The museum complex includes the historical David Taylor House, the 1864 Weinhold Family Homestead, the 1890s Schuchardt Barn with rural agricultural displays and the 1867 Bodenstab Cheese Factory with early commercial cheese making implements. The museum also features seasonal displays, temporary exhibits, classroom and the museum store. Changing exhibits include Native American history, ice harvesting, maritime, circus, local sports, and early agricultural.

== History ==
The David Taylor House, built in the early 1850s by Sheboygan County Judge David Taylor, a prominent citizen in the early years of Sheboygan. The house became county property around 1900 and was later used for the Sheboygan County Sheriff's Office and county jail from 1915 to 1936, when the Sheboygan County Courthouse was completed.
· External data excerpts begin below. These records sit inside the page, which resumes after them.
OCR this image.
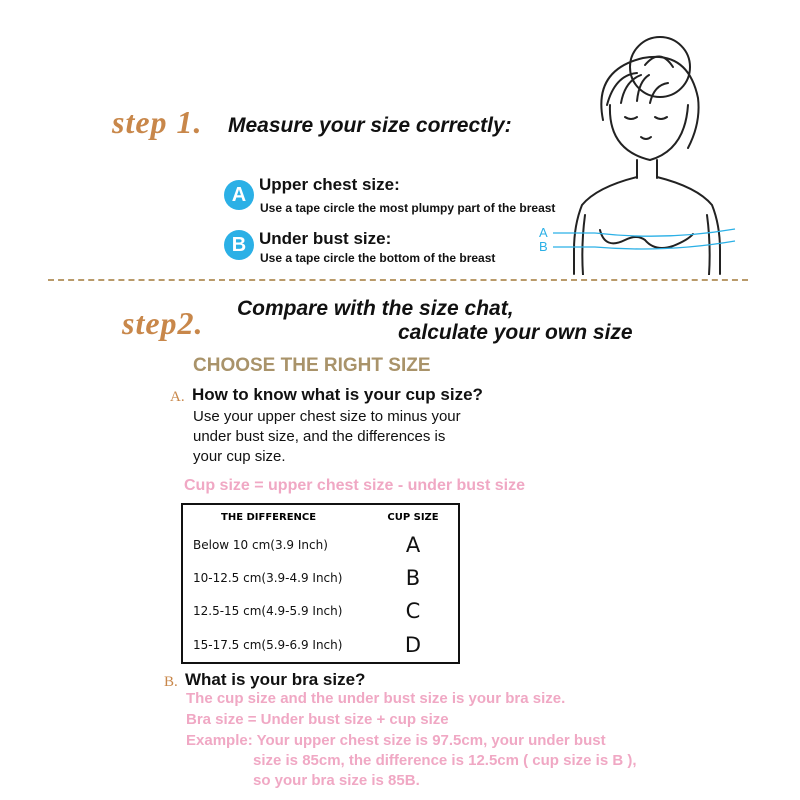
step 1. Measure your size correctly:
A Upper chest size:
Use a tape circle the most plumpy part of the breast
B Under bust size:
Use a tape circle the bottom of the breast
A
B
step2. Compare with the size chat,
calculate your own size
CHOOSE THE RIGHT SIZE
A. How to know what is your cup size?
Use your upper chest size to minus your
under bust size, and the differences is
your cup size.
Cup size = upper chest size - under bust size
THE DIFFERENCE	CUP SIZE
Below 10 cm(3.9 Inch)	A
10-12.5 cm(3.9-4.9 Inch)	B
12.5-15 cm(4.9-5.9 Inch)	C
15-17.5 cm(5.9-6.9 Inch)	D
B. What is your bra size?
The cup size and the under bust size is your bra size.
Bra size = Under bust size + cup size
Example: Your upper chest size is 97.5cm, your under bust
size is 85cm, the difference is 12.5cm ( cup size is B ),
so your bra size is 85B.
The house was then used by the caretaker of Taylor Park for many years and was leased to the Sheboygan County Historical Society in 1949. The road leading to the park known as Taylor Drive eventually became a west-side local beltline road for the city.

The Sheboygan County Historical Museum was originally on the first floor of the David Taylor House. In the early 1970s, the museum expanded to the entire building. The Taylor House served as the main museum building until the new museum was opened in 1997 across the grounds.